Validade e vícios dos atos administrativos
No passado, Otto Mayer, jurista alemão, considerava o ato Administrativo como uma definição de direito inerente a suscetibilidade de execução coativa. No entanto, atualmente, o ato Administrativo procura regular, controlar (as atuações), garantir, condicionar e impor condutas aos administrados, onde se inclui também a própria Administração, no que diz respeito à previsibilidade da sua atuação Administrativa.
No que diz, especificamente, respeito ao tópico a que me proponho a analisar, importa compreender desde logo o conceito de validade. Assim, a validade corresponde a uma condição necessária para a existência e reconhecimento de um ato Administrativo pronto a produzir todos os seus efeitos. No entanto, para que o ato administrativo seja válido, a lei exige a verificação de vários elementos indispensáveis à sua formação quer quantos aos sujeitos, quer quanto à forma e até quanto à finalidade. Estes elementos são denominados de requisitos.
O ato Administrativo engloba, não só o seu autor, o órgão administrativo, como também os particulares de que é destinatário. Isto faz com que o autor do ato tenha, necessariamente, que atuar dentro das suas atribuições, tendo em vista a sua competência (art.º 151.º/1 alínea a) do CPA), e a legitimidade para o exercício da respetiva competência. No que concerne aos destinatários do ato Administrativo, a lei exige, através da menção obrigatória, a identificação dos mesmos de “… forma adequada”, à luz do artigo 151.º/2 alínea b) do CPA. A “forma adequada” alude a obrigatoriedade do ato ser claro, permitindo uma correta perceção por parte dos seus destinatários, no qual deve incluir também, o nome e a respetiva morada dos destinatários em causa.O que diz respeito ao requisito formal está disposto no artigo 150/1 e 2 CPA.
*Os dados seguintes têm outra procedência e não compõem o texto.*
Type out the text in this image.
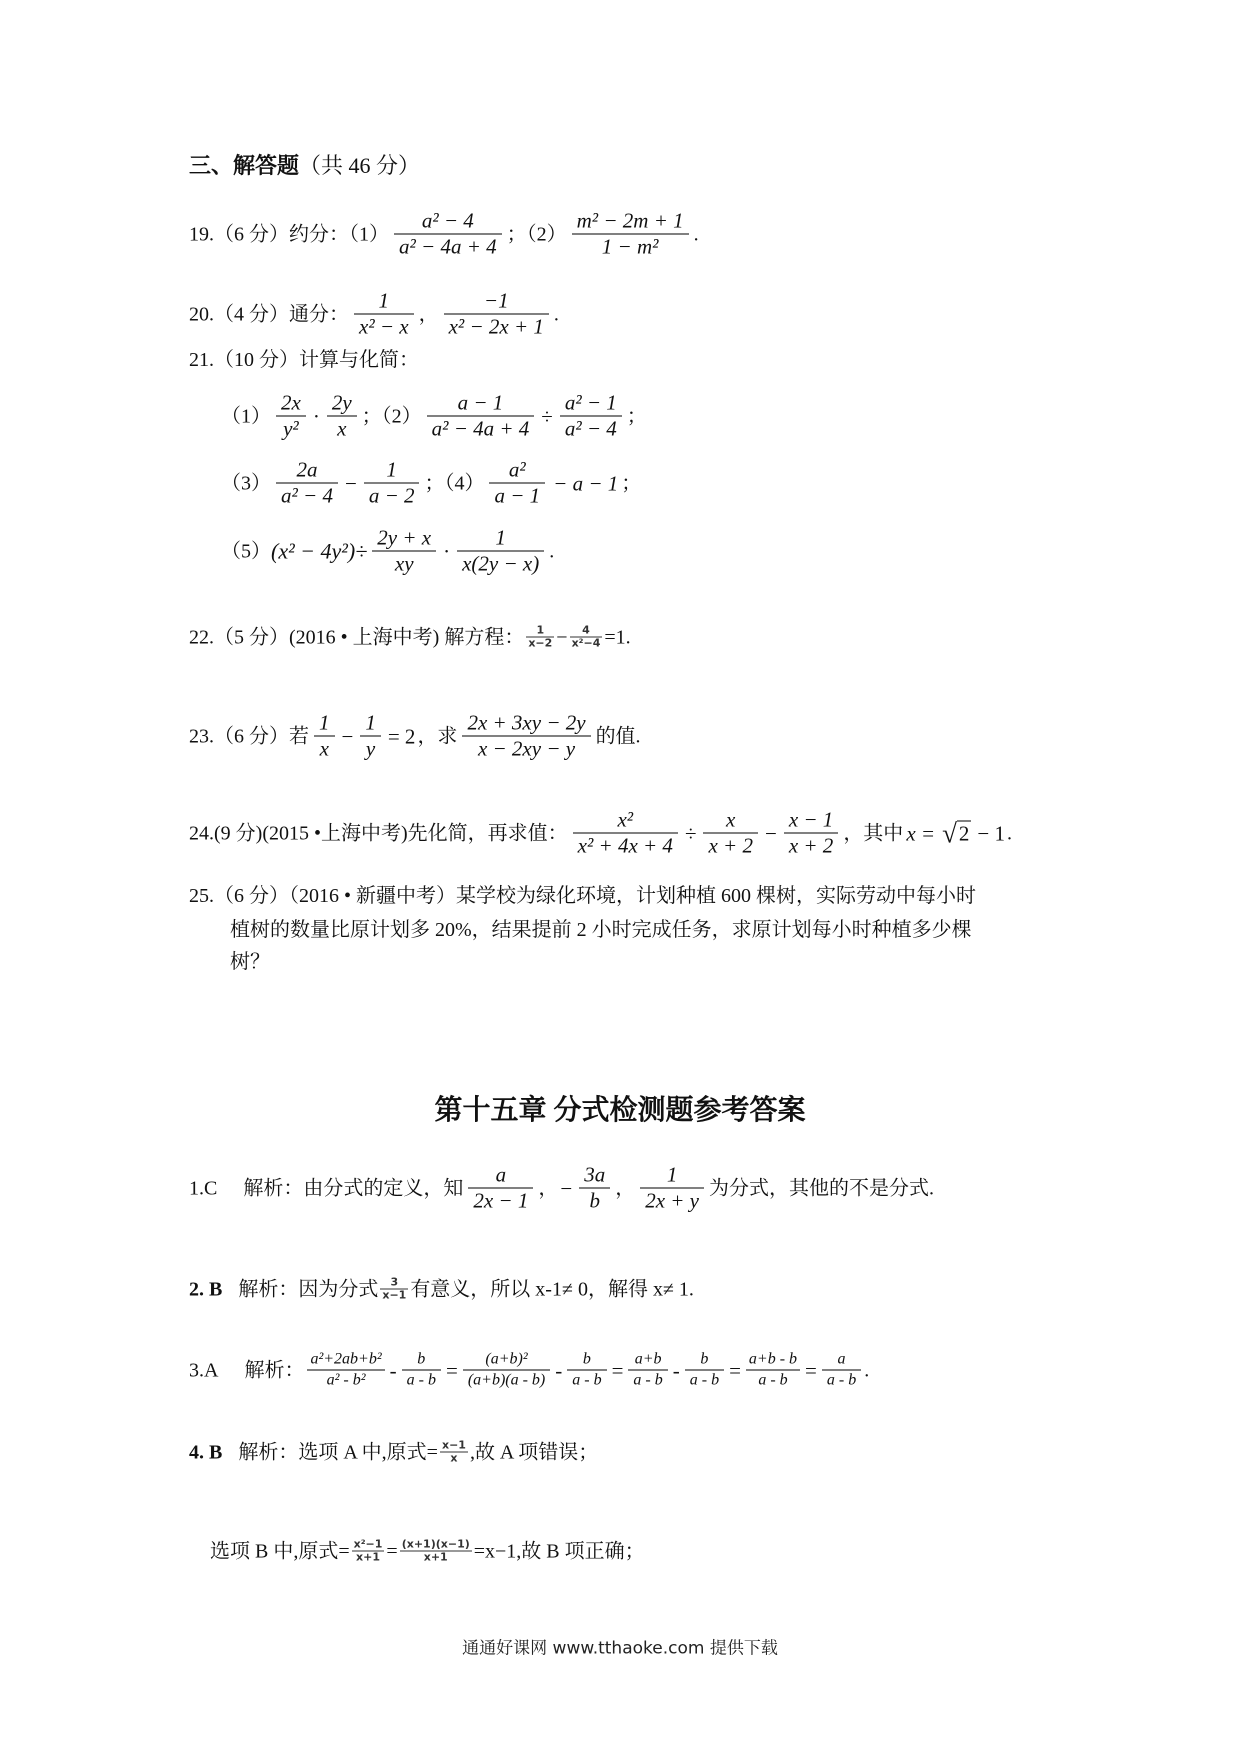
三、解答题 （共 46 分）
19.（6 分）约分：$(1) \frac{\text{a² − 4}}{\text{a² − 4a + 4}}$ ；$(2) \frac{\text{m² − 2m + 1}}{\text{1 − m²}}$ .
20.（4 分）通分： $\frac{1}{\text{x² − x}}$ ， $\frac{-1}{\text{x² − 2x + 1}}$ .
21.（10 分）计算与化简：
$(1) \frac{2x}{\text{y²}} \cdot \frac{2y}{x}$ ；$(2) \frac{a - 1}{\text{a² − 4a + 4}} \div \frac{\text{a² − 1}}{\text{a² − 4}}$ ；
$(3) \frac{2a}{\text{a² − 4}} - \frac{1}{a - 2}$ ；$(4) \frac{\text{a²}}{a - 1} - a - 1$ ；
（5） $(x^2 - 4y^2)\div \frac{2y + x}{xy} \cdot \frac{1}{x(2y - x)}$ .
22.（5 分）(2016 • 上海中考) 解方程： $\frac{1}{x-2} - \frac{4}{\text{x²−4}} =1$.
23.（6 分）若 $\frac{1}{x} - \frac{1}{y} = 2$ ，求 $\frac{2x + 3xy - 2y}{x - 2xy - y}$ 的值.
24.(9 分)(2015 •上海中考)先化简，再求值： $\frac{\text{x²}}{\text{x² + 4x + 4}} \div \frac{x}{x + 2} - \frac{x - 1}{x + 2}$ ，其中 x = √ 2 − 1 .
25.（6 分）（2016 • 新疆中考）某学校为绿化环境，计划种植 600 棵树，实际劳动中每小时
植树的数量比原计划多 20%，结果提前 2 小时完成任务，求原计划每小时种植多少棵
树？
第十五章 分式检测题参考答案
1.C 解析：由分式的定义，知 $\frac{a}{2x - 1}$ ， − $\frac{3a}{b}$ ， $\frac{1}{2x + y}$ 为分式，其他的不是分式.
2. B 解析：因为分式 $\frac{3}{x-1}$ 有意义，所以 x-1≠ 0，解得 x≠ 1.
3.A 解析： $\frac{\text{a²+2ab+b²}}{\text{a² - b²}} - \frac{b}{a - b} = \frac{\text{(a+b)²}}{(a+b)(a - b)} - \frac{b}{a - b} = \frac{a+b}{a - b} - \frac{b}{a - b} = \frac{a+b - b}{a - b} = \frac{a}{a - b}$ .
4. B 解析：选项 A 中,原式= $\frac{x-1}{x}$ ,故 A 项错误；
选项 B 中,原式= $\frac{\text{x²−1}}{x+1} = \frac{(x+1)(x-1)}{x+1} =x-1$,故 B 项正确；
通通好课网 www.tthaoke.com 提供下载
Importa saber distinguir dois conceitos, a forma de formalidade. O Prof. Diogo F. do Amaral, define a forma como o modo como se revela a conduta voluntária em que o ato se traduz, enquanto o formalidade trata-se de observação de mecanismos, exigidos por lei, para uma correta formação da decisão Administrativa ou o respeito pelas posições jurídicas subjetivas dos particulares, sob pena de ilegalidade.
Contudo, existem formalidades facilmente dispensáveis (ou menos necessários), e outras que devido à sua essencialidade não são possíveis de ser afastadas, como é o caso de fundamentação do ato, prevista no artigo 152/1.º do CPA. A fundamentação de um ato administrativo é referido pelo Professor Diogo F. do Amaral, como uma “ (…) enunciação explícita das razões que levaram o seu autor a praticar esse ato ou a dotá-lo de certo conteúdo.”
A importância de fundamentação do ato está relacionada com a necessidade de esclarecer a razão que motivou o ato (artigo 153/2.º in fine) de maneira a permitir um melhor enquadramento e reconstituição do mesmo. Nestes termos, o artigo 286/3.º da CRP, eleva fundamentação do ato a um direito fundamental ao impor a necessidade de notificação dos interessados. Uma vez consagrada pela Constituição, a norma em si, torna efetivamente imperativa vincando ainda mais a ideia de estado de direito democrático.
Por último e no que diz respeito ao requisito da finalidade, o legislador estabelece que, o ato deve coincidir com a finalidade prevista na norma que atribui competência ao agente para a sua prática. Assim sendo, o órgão não pode fugir da finalidade que a lei lhe atribuiu, sob pena de nulidade do ato. Contudo, o requisito de finalidade só ganha relevância, nos atos praticados no exercício de poder discricionário, onde é atribuído a Administração uma margem de livre apreciação.
É importante ter em conta que a eficácia dos atos Administrativos dependem da sua publicação e notificação para a produção de todos os seus efeitos, nos termos dos artigos 158.º e 159.º do CPA, respetivamente.
O ato legal da administração é um acto que respeita os requisitos de legalidade, o que o torna juridicamente conforme.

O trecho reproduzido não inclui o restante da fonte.